With Málaga relegated from La Liga in 2006, Rodríguez joined Deportivo de La Coruña after having been linked with the Galicians in the previous months, signing on 13 July 2006 in a deal which earned the player approximately €600.000 per season, a relatively lower amount compared to players previously operating in the same position at the club: Roberto Acuña, Aldo Duscher and Lionel Scaloni.
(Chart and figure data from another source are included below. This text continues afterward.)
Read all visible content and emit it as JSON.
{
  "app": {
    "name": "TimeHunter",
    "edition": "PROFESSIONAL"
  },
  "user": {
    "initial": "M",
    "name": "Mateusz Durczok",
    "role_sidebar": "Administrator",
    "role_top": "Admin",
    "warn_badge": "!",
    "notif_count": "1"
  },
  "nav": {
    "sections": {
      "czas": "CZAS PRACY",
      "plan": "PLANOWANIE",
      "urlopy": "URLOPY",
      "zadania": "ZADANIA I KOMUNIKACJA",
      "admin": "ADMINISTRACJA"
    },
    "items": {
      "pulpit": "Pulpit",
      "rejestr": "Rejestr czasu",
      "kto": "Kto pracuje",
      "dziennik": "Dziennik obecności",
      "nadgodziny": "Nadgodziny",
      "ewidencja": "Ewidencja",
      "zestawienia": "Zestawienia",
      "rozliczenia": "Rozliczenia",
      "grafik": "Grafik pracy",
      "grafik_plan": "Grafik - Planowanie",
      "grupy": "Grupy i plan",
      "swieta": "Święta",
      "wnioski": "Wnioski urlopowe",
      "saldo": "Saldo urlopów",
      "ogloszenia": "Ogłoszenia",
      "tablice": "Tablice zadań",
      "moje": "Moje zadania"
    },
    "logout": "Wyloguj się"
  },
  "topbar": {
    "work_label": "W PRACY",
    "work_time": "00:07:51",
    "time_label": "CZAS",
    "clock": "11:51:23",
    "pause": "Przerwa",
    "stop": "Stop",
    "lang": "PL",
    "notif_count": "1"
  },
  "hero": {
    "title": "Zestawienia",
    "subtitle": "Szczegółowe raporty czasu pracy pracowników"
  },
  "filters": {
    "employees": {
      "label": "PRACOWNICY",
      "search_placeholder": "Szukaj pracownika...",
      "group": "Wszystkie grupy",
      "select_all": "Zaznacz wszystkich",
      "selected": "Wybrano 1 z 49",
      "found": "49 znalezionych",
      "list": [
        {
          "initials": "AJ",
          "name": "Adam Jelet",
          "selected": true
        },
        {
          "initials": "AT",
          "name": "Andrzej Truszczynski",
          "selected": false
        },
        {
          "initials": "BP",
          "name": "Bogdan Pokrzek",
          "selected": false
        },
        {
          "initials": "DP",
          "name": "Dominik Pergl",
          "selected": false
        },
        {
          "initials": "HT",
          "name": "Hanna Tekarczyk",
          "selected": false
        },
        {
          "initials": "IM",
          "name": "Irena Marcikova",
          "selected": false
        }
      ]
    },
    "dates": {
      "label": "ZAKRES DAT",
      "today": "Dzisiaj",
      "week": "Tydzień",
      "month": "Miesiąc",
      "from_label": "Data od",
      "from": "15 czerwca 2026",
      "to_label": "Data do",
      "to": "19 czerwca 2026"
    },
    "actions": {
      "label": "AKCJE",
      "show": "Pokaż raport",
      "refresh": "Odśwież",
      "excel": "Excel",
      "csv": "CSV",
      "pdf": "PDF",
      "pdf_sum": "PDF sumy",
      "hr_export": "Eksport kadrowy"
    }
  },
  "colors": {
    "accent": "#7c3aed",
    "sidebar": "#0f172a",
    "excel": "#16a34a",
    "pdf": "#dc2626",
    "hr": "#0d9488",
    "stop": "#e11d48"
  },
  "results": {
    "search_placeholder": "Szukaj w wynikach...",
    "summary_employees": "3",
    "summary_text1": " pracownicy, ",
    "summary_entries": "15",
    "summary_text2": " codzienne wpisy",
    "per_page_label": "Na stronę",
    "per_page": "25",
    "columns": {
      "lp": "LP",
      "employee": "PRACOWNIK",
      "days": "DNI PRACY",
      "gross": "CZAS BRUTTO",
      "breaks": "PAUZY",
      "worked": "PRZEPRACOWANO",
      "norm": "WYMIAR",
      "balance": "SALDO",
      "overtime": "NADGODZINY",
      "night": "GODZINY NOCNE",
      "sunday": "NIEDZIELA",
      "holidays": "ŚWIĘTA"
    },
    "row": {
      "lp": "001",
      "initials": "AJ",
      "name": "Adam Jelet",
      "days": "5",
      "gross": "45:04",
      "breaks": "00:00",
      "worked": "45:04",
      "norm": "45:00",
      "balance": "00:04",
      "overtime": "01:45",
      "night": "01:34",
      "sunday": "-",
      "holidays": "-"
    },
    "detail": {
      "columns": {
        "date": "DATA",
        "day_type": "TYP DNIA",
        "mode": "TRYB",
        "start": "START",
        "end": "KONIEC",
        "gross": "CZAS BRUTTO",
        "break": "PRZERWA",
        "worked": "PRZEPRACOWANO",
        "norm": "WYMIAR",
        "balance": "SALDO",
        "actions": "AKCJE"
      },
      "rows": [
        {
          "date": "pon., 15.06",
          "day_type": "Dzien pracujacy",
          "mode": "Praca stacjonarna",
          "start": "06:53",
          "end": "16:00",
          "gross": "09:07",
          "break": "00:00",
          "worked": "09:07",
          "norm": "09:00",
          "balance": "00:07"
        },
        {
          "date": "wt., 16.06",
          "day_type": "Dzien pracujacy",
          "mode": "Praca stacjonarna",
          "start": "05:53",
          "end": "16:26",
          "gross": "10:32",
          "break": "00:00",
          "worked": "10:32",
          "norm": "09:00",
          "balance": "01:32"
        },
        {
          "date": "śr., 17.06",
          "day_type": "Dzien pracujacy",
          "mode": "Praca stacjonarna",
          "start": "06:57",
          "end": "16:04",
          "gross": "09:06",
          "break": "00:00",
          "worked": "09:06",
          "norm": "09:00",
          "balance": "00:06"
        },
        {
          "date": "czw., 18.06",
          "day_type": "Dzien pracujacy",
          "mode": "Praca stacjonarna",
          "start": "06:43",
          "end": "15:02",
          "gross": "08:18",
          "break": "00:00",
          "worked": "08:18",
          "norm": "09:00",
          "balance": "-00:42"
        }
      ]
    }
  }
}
Rodríguez was regularly played as starter during his spell with Deportivo, in various midfield positions (103 league games and six goals in his last three years combined). In late June 2011, after the side's top flight relegation, the 29-year-old signed as a free agent for Getafe CF, penning a four-year contract.

On 4 July 2016, following Getafe's top division relegation, Rodríguez joined RCD Mallorca from Segunda División. Roughly one year later, after meeting the same fate, he announced his retirement at the age of 35.